The team provides ongoing food safety and quality assurance support 7 days per week from 7 am to 10 pm. We are part of the coronavirus hotline so we field many inquires and decisions around COVID-19 illness and exclusion questions. We work with the crisis team to research and develop policies and procedures around operational initiatives and changes (i.e. work safe plans, face mask use, and health/wellness checks).
We also provide support to our supply chain partners and our operations and culinary teams. In these capacities, we help to identify needs and resources – sanitizer, disinfectant, thermometers, face coverings, and towels – and to determine the viability of different food and beverage options and strategies – alcoholic beverage options, possible meal kits, and food waste mitigation.
In addition, we continue to provide our usual support on routine crisis issues – water issues, boil water advisories, health department inquiries, equipment, and power outages.
What advice or success stories can you share with other food safety professionals working to keep communities safe during this time?
Be nimble and bold – this is a difficult time for most businesses and people. To survive and provide our communities with what they want and need you need to be able to adjust business focus, strategy, and practices to keep yourself viable and safe. Explore all your options and don't be afraid to try something on a small scale to determine if it will work, then don't be afraid to let go if something doesn't work.
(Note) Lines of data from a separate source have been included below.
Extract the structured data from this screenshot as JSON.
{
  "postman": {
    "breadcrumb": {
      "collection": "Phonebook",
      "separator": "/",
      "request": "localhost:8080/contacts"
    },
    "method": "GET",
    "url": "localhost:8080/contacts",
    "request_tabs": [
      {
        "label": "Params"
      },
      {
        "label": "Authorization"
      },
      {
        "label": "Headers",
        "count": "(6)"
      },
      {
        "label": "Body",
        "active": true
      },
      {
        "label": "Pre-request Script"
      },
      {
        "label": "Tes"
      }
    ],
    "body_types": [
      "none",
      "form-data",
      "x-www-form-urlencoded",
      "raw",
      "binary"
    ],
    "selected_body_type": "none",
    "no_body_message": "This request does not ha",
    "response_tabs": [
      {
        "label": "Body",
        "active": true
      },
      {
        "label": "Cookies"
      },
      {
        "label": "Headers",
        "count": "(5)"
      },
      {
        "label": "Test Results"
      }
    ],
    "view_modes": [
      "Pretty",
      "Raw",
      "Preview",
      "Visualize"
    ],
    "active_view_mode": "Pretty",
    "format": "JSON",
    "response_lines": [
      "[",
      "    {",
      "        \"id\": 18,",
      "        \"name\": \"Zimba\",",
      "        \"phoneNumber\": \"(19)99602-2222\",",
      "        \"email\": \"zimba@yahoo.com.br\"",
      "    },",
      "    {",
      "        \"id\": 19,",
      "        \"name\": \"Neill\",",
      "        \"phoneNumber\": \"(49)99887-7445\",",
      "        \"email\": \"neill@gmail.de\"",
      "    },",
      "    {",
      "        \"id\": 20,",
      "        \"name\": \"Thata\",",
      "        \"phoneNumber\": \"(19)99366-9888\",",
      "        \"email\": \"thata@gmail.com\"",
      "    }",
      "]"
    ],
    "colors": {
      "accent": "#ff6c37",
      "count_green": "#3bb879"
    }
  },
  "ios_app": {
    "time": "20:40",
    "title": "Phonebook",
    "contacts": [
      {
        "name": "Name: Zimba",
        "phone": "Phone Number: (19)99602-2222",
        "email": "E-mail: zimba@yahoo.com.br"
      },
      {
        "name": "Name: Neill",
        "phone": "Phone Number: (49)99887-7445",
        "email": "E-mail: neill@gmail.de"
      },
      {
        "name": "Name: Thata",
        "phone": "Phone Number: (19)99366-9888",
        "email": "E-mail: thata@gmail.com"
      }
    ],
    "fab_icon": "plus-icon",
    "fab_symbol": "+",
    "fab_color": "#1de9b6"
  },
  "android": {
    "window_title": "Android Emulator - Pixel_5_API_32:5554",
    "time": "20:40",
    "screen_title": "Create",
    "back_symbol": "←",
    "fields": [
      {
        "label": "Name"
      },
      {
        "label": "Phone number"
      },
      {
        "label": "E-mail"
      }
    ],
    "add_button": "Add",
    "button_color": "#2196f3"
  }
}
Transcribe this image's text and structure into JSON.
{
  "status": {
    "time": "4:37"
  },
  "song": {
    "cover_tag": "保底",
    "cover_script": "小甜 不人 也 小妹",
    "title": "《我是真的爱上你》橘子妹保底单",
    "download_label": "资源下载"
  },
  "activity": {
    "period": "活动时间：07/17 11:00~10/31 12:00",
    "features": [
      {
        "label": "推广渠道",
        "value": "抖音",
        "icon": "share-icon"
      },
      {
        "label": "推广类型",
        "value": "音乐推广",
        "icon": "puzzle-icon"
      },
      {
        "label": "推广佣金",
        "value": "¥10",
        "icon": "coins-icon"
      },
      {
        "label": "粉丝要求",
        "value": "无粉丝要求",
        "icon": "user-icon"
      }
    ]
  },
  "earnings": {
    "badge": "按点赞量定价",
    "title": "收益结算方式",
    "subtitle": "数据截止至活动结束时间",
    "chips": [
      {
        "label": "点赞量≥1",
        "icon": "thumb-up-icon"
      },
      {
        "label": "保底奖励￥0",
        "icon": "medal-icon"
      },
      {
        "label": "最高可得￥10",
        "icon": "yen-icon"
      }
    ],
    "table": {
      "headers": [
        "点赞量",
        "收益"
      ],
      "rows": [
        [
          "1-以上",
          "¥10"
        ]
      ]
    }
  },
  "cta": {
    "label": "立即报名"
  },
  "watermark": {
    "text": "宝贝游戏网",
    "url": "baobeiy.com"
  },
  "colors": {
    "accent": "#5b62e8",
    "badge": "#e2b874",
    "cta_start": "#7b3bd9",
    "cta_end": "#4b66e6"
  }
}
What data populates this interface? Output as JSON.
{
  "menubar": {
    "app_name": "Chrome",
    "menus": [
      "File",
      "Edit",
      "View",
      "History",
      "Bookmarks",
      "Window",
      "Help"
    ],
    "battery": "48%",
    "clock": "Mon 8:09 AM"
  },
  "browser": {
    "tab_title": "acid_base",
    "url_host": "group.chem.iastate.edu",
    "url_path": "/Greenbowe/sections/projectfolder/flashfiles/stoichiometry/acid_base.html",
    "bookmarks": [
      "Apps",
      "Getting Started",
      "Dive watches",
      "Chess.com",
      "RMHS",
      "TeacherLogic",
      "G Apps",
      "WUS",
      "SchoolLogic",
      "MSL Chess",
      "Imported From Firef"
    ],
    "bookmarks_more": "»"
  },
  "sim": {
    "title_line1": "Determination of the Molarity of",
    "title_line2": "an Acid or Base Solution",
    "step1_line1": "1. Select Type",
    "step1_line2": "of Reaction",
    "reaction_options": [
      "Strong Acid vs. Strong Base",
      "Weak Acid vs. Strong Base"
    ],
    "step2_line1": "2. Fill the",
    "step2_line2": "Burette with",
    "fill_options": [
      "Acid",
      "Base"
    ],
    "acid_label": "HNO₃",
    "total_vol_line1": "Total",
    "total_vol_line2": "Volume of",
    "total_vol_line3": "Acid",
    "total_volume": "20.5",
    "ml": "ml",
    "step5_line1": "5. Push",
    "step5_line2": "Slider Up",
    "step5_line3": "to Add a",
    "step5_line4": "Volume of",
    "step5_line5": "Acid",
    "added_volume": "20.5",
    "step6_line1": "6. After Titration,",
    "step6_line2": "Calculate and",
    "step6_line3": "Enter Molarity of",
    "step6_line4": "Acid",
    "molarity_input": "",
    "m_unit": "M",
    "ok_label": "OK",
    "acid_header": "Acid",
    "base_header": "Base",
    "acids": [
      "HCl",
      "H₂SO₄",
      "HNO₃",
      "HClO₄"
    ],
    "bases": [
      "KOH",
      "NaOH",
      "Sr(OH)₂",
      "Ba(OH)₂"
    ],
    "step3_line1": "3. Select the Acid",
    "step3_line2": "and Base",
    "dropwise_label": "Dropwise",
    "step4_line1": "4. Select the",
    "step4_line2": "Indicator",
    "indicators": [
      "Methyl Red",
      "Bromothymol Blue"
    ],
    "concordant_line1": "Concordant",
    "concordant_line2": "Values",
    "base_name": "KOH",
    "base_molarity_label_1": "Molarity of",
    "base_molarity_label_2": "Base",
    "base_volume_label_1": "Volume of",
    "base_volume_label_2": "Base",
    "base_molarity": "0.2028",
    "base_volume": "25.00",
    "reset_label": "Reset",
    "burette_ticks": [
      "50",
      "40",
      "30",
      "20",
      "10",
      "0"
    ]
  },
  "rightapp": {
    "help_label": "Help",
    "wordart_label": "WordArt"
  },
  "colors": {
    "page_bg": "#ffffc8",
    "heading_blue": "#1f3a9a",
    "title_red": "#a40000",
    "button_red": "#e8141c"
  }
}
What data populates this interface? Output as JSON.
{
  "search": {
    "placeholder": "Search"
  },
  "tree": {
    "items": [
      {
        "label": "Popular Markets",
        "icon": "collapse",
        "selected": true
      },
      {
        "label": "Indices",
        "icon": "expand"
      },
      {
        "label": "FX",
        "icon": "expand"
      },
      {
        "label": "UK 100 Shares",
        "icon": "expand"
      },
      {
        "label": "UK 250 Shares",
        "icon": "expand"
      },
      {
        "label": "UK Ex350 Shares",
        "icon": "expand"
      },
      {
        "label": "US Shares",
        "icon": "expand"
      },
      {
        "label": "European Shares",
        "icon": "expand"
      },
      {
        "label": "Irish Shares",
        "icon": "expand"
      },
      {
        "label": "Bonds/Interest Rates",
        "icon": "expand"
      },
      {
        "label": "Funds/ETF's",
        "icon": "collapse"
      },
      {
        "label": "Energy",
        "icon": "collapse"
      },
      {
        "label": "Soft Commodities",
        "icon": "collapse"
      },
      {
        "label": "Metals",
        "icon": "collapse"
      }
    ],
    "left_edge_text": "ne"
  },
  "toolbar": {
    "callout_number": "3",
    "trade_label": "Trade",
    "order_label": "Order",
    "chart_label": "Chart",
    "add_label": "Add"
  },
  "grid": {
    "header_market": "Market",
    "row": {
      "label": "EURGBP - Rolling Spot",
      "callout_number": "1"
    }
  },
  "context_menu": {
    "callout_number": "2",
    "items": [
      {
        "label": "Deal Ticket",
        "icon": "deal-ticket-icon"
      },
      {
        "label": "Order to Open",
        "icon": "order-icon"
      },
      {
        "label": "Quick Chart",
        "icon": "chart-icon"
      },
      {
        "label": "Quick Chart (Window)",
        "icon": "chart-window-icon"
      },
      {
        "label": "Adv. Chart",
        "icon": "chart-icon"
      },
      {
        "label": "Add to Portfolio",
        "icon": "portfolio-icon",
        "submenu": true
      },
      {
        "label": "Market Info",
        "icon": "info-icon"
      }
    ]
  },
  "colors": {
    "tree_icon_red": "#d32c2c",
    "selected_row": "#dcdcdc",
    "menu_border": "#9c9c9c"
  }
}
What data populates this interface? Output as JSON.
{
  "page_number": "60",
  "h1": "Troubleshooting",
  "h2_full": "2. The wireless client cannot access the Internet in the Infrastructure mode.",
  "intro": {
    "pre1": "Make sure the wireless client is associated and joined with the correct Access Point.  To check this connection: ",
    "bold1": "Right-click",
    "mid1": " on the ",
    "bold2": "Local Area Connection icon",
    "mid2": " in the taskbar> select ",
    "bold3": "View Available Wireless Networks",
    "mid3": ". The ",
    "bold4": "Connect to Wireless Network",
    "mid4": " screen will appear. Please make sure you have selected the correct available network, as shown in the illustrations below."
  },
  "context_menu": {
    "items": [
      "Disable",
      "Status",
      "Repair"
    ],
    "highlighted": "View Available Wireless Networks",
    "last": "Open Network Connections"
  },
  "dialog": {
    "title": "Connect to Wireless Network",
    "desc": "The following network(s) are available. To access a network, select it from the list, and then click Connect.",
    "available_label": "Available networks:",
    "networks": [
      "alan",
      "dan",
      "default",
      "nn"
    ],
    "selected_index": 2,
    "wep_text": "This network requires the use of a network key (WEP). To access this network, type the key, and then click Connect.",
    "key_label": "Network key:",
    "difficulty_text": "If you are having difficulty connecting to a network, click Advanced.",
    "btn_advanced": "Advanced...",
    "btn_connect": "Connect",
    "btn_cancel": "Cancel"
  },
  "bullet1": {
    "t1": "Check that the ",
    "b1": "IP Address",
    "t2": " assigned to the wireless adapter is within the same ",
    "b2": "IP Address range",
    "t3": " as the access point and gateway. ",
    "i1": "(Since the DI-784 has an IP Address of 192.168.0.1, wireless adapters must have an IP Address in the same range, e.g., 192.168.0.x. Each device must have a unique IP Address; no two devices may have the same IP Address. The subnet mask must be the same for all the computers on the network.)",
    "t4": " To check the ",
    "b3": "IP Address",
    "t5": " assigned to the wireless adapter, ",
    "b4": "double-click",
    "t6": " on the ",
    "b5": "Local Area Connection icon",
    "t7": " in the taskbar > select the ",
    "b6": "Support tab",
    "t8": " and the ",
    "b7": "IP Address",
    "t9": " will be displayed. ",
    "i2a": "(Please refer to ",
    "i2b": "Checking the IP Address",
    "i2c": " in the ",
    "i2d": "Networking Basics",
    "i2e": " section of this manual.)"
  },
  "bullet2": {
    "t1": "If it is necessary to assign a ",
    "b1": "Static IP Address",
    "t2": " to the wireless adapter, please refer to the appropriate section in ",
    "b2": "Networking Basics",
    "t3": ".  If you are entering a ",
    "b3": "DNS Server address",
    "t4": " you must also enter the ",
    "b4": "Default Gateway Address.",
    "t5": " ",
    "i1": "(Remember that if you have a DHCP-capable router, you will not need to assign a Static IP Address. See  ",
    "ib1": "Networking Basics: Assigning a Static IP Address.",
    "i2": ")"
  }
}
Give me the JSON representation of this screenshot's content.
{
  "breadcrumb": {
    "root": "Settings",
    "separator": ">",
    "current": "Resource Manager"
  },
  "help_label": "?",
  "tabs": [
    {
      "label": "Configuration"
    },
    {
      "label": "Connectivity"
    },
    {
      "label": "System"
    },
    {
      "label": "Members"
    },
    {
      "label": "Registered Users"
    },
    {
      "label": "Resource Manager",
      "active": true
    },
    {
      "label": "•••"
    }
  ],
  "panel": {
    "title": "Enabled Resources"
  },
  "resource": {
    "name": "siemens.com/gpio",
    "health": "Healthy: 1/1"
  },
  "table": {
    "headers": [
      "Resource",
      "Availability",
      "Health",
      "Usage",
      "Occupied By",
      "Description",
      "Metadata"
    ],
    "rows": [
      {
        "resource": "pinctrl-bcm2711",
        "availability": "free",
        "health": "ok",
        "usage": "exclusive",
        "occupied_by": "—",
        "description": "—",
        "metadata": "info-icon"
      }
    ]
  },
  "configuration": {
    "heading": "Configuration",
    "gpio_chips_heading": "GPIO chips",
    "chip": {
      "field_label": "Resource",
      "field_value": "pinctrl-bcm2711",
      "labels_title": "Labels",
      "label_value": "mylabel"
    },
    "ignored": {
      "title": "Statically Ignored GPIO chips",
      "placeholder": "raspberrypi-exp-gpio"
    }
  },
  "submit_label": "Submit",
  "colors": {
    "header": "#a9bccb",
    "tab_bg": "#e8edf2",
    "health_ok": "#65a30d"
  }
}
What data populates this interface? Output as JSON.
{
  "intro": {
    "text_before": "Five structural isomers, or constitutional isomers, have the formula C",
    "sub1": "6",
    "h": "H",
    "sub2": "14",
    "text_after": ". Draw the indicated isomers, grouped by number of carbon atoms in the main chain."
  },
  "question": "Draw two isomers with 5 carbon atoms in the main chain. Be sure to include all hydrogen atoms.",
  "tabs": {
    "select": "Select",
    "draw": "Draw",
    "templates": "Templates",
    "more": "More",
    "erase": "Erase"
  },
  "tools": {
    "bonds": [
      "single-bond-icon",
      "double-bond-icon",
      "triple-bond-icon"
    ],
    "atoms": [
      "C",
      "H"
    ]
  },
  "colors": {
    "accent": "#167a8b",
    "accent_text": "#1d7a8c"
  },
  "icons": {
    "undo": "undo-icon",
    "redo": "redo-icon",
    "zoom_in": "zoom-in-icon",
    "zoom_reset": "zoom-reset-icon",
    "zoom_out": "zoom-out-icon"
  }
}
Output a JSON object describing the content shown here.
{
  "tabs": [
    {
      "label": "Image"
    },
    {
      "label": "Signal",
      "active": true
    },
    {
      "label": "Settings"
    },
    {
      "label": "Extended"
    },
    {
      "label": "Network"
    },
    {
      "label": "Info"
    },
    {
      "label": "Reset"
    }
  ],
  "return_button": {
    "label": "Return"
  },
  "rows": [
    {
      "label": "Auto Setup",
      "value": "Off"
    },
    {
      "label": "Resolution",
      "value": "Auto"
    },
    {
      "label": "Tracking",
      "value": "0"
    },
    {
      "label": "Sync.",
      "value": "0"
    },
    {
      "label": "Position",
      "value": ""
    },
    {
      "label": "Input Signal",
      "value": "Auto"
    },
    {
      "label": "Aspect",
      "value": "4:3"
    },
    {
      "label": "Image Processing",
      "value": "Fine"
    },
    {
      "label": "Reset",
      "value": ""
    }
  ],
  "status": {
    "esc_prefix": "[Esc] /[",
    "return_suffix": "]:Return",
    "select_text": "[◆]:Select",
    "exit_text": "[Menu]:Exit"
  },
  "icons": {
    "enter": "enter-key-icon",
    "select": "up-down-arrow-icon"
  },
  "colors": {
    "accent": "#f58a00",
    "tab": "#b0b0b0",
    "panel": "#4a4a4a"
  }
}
We were able to pivot to ToGo/delivery quickly as those mandates rolled out and it is helping our business to remain viable in this volatile environment. We've continued to add value options like free delivery, free appetizers, and alcohol sales as we determine their fit within our business model.
Communicate, communicate, communicate – there is so much information and news out there, some good and some not so good. Provide links to reliable resources that your team can use. Talk to them about what you are thinking about doing, get feedback from those on the front line. Ensure everyone understands the expectations and how to execute on all new processes and procedures. Do everything in your power to keep them safe and healthy. Setting up our hotlines made a huge difference in being able to quickly and confidently communicate with our teams and answer any questions they may have. We are posting all our temporary COVID-19 related resources on our internal website to ensure everyone has access to them 24/7.
What are some ways that the environmental health private and public sectors can collaborate and establish partnerships during this time?
With over 3,000 regulatory jurisdictions in the United States, any public sector agencies that can pass along updates and information about area-specific recommendations and mandates would be greatly appreciated. As a national company, it is a challenge to identify and track where health/safety measures are different from the CDC leadership. If there is special documentation that is required to operate, and if there are community concerns that we should be taking into account when running our restaurants, then we are relying on guidance from local public health departments.
It would be great to collaborate on safety measures and supply challenges (thermometers, hand sanitizer, face masks, etc.) to determine our best options and what is achievable in adverse situations such as lack of supplies. We should also provide each other with professional and emotional support. We are all living the same crisis, facing the same challenges and addressing the same problems. This is the time to lean into each other for knowledge, insight, and alignment on what matters most to us – keeping people safe and healthy.
What can NEHA, and other professional associations, do to help EH professionals during this crisis?
- Provide a resource and vehicle for networking and collaboration amongst all EH professionals.
- Continue to advocate for the needed resources to address this type of crisis.
- Provide outreach to EH professionals that don't have sufficient access to needed crisis resources.
- Provide a reliable and trusted source of information and guidance that everyone can lean into.